Running Improved Organizations

Since I’ve been working with clients and would-be clients lately, I frequently get asked this question. “How can I run my company better?” First of all, it always brings me a  smile, as this kind of question makes me feel that the owner is focus on improving his company, and if the owner is focused on improving his company, its likely to happen.

There are so much work to do and so little time, the question and answer to figure out first is what to focus on? What is your company’s priority?  What change will bring that most positive impact? What can I do now with a small resource investment that would yield the highest and best ROI in the shortest amount time? What would take longer to improve?

Yes, you read that right,  it is an investment into your company, not a line item expense. Done correctly and effectively, your company, employees and customers will reap the rewards of your investment in the months and years to come.

Atlas, most owners don’t feel that they need to improve their business model.  In fact, they usually hear from middle management or other senior executives that things have to change but they resist or don’t have complete buy-in or don’t allocate enough resources to ensure the success of any process change. Worst, they give lip-service to wanting change but they stand in the way to actually making it happen.

Most owners/top management will finally agree to making changes only if:

  1. They start losing market share
  2. They’re losing business or sales are down.
  3. New Senior member insisting on the change.

Here are some reasons why improvement process  changes fail:

  1. Senior executives don’t have the faith/trust in their management team and employees to execute.
  2. Employees and mid-level management teams don’t trust executive management  to fully support them and allocate resources accordingly.
  3. Poor execution due to poor understanding what their core competency is about. Lack of cohesive strategy.
  4. Wrong driver – having the incorrect person or not having a designated person to push thru the change initiatives.  Everyone is waiting for someone else to take the lead and no one steps up.
  5. Goals and purpose were not clearly defined.

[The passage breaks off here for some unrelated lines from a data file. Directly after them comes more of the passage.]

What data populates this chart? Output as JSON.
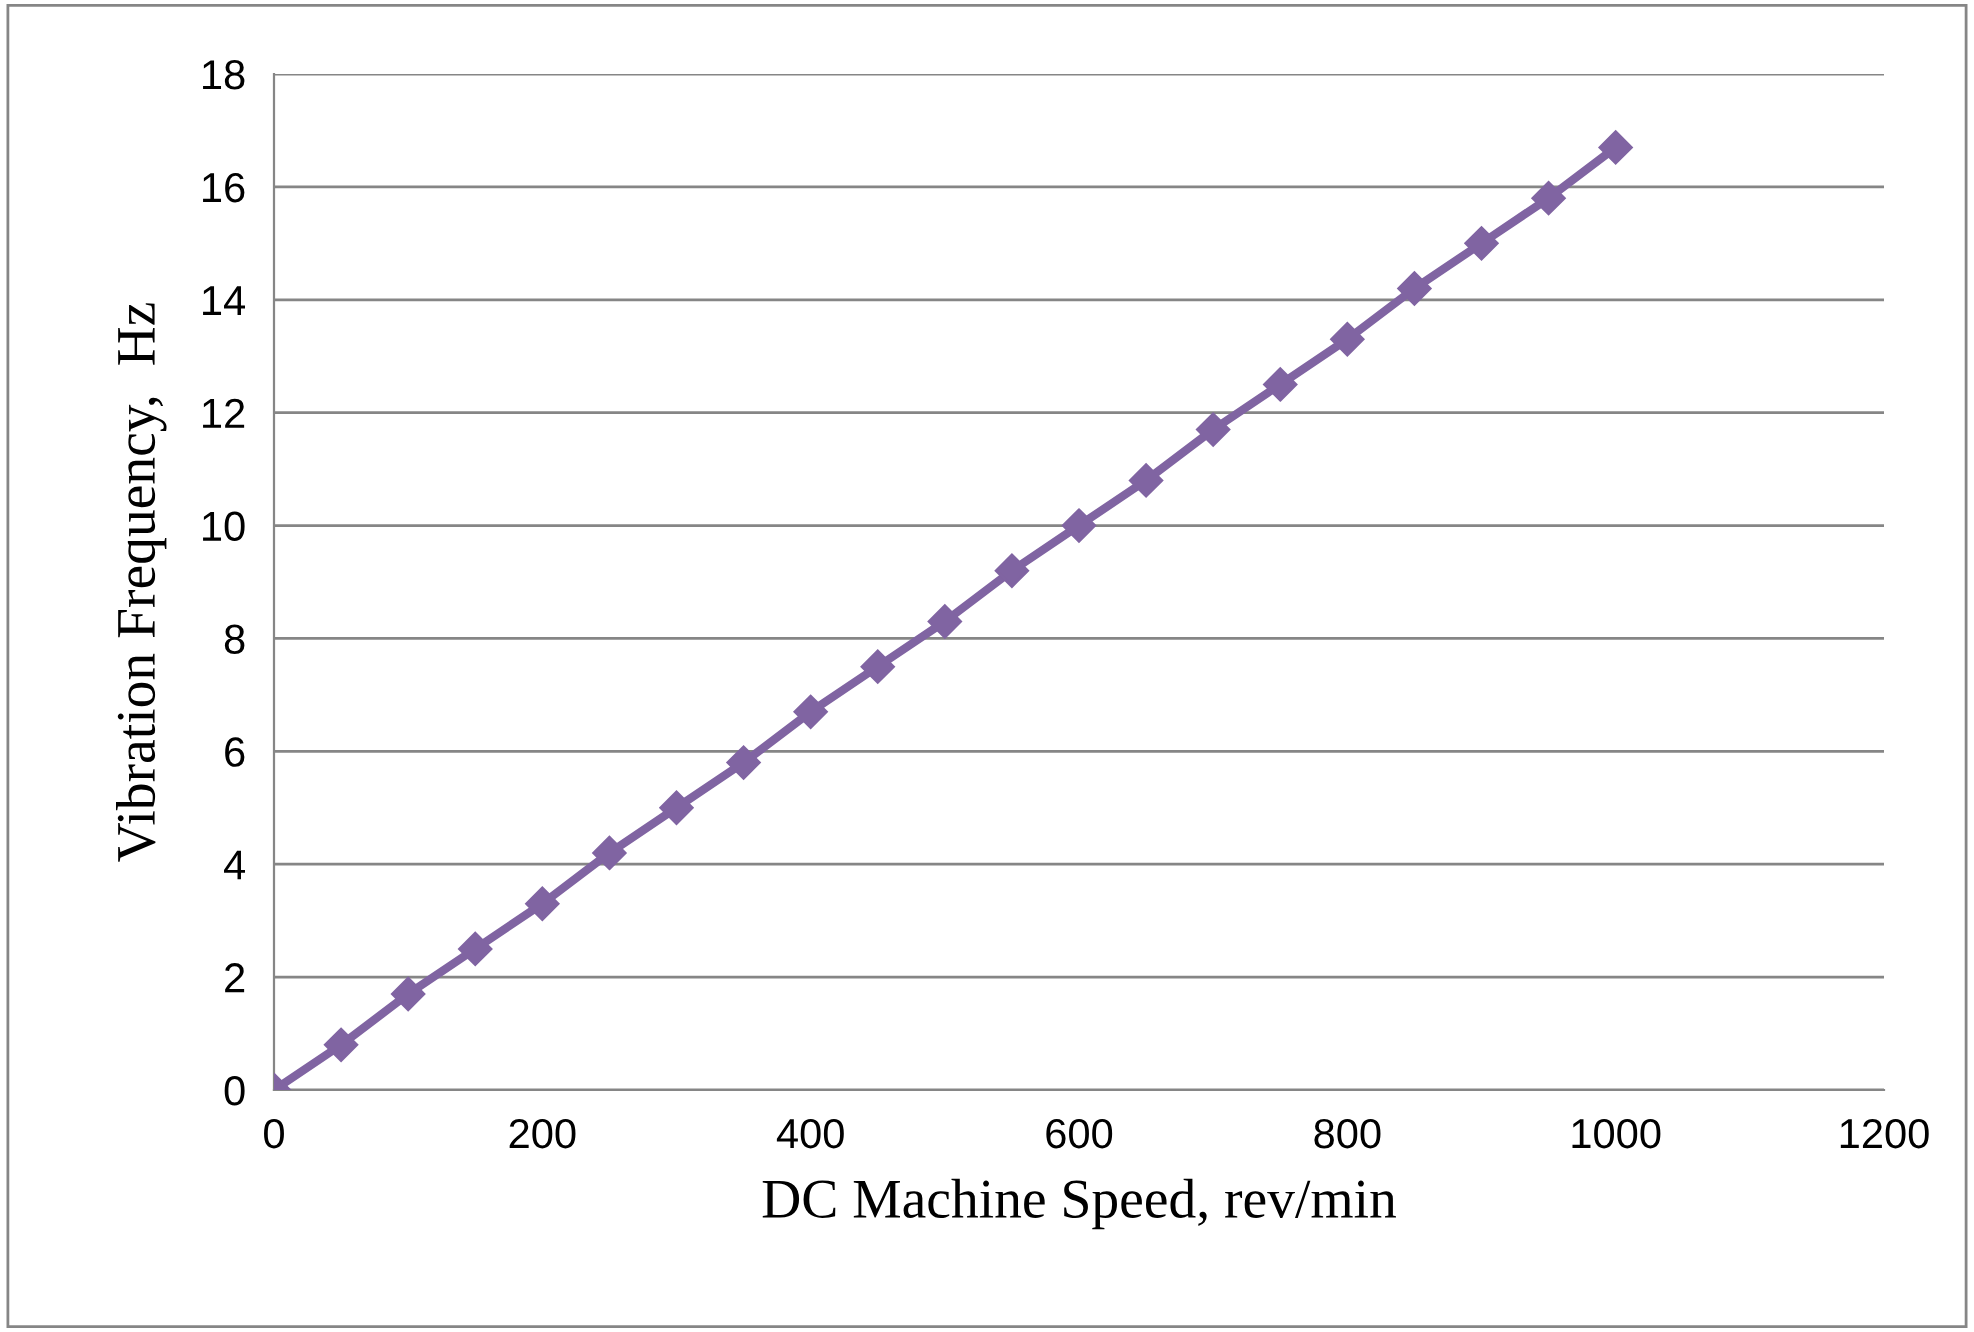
{
  "chart_data": {
    "type": "line",
    "xlabel": "DC Machine Speed, rev/min",
    "ylabel": "Vibration Frequency,  Hz",
    "x": [
      0,
      50,
      100,
      150,
      200,
      250,
      300,
      350,
      400,
      450,
      500,
      550,
      600,
      650,
      700,
      750,
      800,
      850,
      900,
      950,
      1000
    ],
    "series": [
      {
        "color": "#8064a2",
        "values": [
          0,
          0.8,
          1.7,
          2.5,
          3.3,
          4.2,
          5.0,
          5.8,
          6.7,
          7.5,
          8.3,
          9.2,
          10.0,
          10.8,
          11.7,
          12.5,
          13.3,
          14.2,
          15.0,
          15.8,
          16.7
        ]
      }
    ],
    "xlim": [
      0,
      1200
    ],
    "xticks": [
      0,
      200,
      400,
      600,
      800,
      1000,
      1200
    ],
    "ylim": [
      0,
      18
    ],
    "yticks": [
      0,
      2,
      4,
      6,
      8,
      10,
      12,
      14,
      16,
      18
    ],
    "grid": "y",
    "marker": "diamond",
    "line_style": "solid",
    "legend": false
  }
}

Before you can start executing or demanding changes be made in your organization, you need to understand where you stand.  Then you need to know where you want to be in the next 5-10 years.  One of the key mistake is rolling out changes too fast without fully understanding the company’s strengths and weaknesses.

The changes you set out to improve should meet some of the criteria s below:

  1. Helps grow your sales
  2. Helps  grow your profits
  3. Helps  grow your market share
  4. Helps you retain and attract your best employees

If you make any changes without improving all or any of the above, you’re likely to be wasting your time, burning through your resources and creating unnecessary upheavals for your people.

Once you’ve identified and have fully clarity on your company goals, you need to do the following:

  1. Ensure you have Top Management buy-in – not just buy-in but willingness to put their personal time into ensuring that it’s successful. Leaders of the company must know and work with setting examples on the behaviors that they are asking their teams to execute on.
  2. Ensuring that middle management understand and has complete buy-in. Without the middle management executing the day to day affairs, your efforts will not be successful.
  3. Business process should be document, audited to ensure that they make sense, measure all activities to ensure that they are adding value to the customer and to the organization.

Continuous business improvement is NOT a one time project, its an ongoing mindset that must be practiced from the top down and the bottom up.  Also, these things takes time, people don’t change over night even if they really really want to.  If your company is on the right track, you will see improvement in employee morale, lower turnover rate,  greater customer satisfaction, improve sales, and influx of new customers.

Always be measuring and improving how your organization run its business.